Ampol’s Refinery Margin Drop and Volume Declines Pose Challenges Despite Retail Growth
Ampol Limited reports a solid first half of 2025 with earnings growth in Convenience Retail and New Zealand segments, while refinery margins show signs of recovery in the second quarter.
- Unaudited H1 2025 RCOP EBITDA around $640 million
- Convenience Retail and New Zealand segments deliver EBIT growth
- Fuels & Infrastructure Australia EBIT stable year-on-year
- Lytton Refinery Margin averages US$7.44 per barrel in H1, improves to US$8.71 in Q2
- Refinery production slightly declines; full audited results due August 18
Ampol’s H1 2025 Financial Snapshot
Ampol Limited has provided an unaudited update on its trading performance for the first half of the 2025 financial year, revealing a resilient earnings profile supported by growth in its Convenience Retail and New Zealand operations. The company expects to report a Replacement Cost Operating Profit (RCOP) EBITDA of approximately $640 million and RCOP EBIT of around $400 million, underscoring steady momentum despite some volume softness across its fuel sales.
Segment Performance Highlights
The Convenience Retail segment continued to shine, delivering higher EBIT compared to the prior corresponding period. This improvement was largely driven by a favourable sales mix weighted towards premium fuels, reinforcing Ampol’s strong market positioning and the quality of its retail network. Notably, the company expanded its value-focused U-GO brand to 34 sites across Australia, signaling a strategic push to capture diverse customer segments.
Meanwhile, the New Zealand segment posted modest EBIT growth, benefiting from its diversified channels to market. This helped offset challenges posed by weaker sea-freight conditions, which somewhat dampened the advantages of Ampol’s integrated supply chain in the region. Fuels & Infrastructure Australia maintained EBIT broadly in line with the previous year, with supply chain impacts largely mitigated by improved margins on middle distillates.
Refinery Margin and Production Trends
The Lytton Refinery Margin (LRM), a key profitability indicator, averaged US$7.44 per barrel for the first half, down 28% from the prior year but showing signs of recovery with a stronger US$8.71 per barrel in the second quarter. This improvement was driven by better product crack spreads, reflecting more favourable market conditions. Refinery production saw a slight decline, with 1,406 million litres produced in Q2 compared to 1,420 million litres a year earlier.
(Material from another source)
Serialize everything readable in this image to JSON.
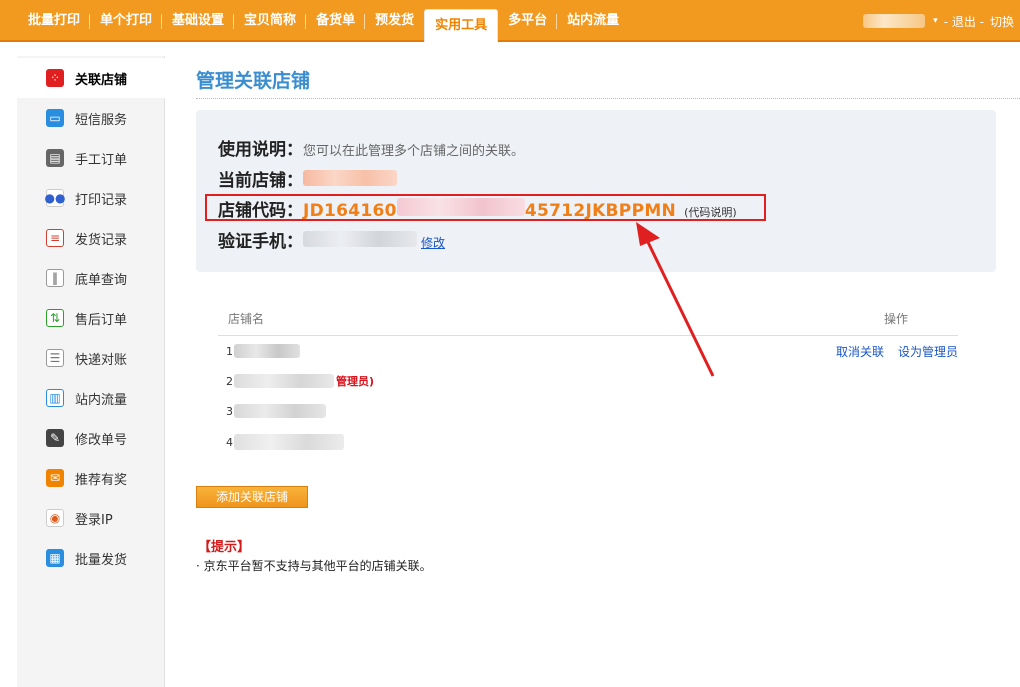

Despite the refinery’s EBIT hovering around breakeven for the half, the improved margin in Q2 offers a positive signal for the second half. Ampol also indicated it does not expect to receive a Fuel Security Services Payment for Q2, which had previously provided some financial cushioning.
Financial Outlook and Next Steps
Interest expenses are expected to remain stable relative to the prior period, aided by capitalised interest on major projects. The company anticipates a lower-than-average effective tax rate due to favourable one-off outcomes and timing factors. Ampol’s full audited half-year results are scheduled for release on 18 August 2025, which will provide a more comprehensive view of its financial health and operational performance.
Overall, Ampol’s first half results reflect a company navigating a complex energy market with a balanced portfolio approach, leveraging retail growth and regional diversification to offset refinery margin pressures and supply chain challenges.
Bottom Line?
Ampol’s H1 resilience sets the stage for a critical second half as refinery margins and market conditions evolve.
Questions in the middle?
- Will refinery margins continue to improve in the second half of 2025?
- How will Ampol’s expansion of the U-GO brand impact overall retail profitability?
- What are the longer-term implications of sea-freight challenges on Ampol’s New Zealand operations?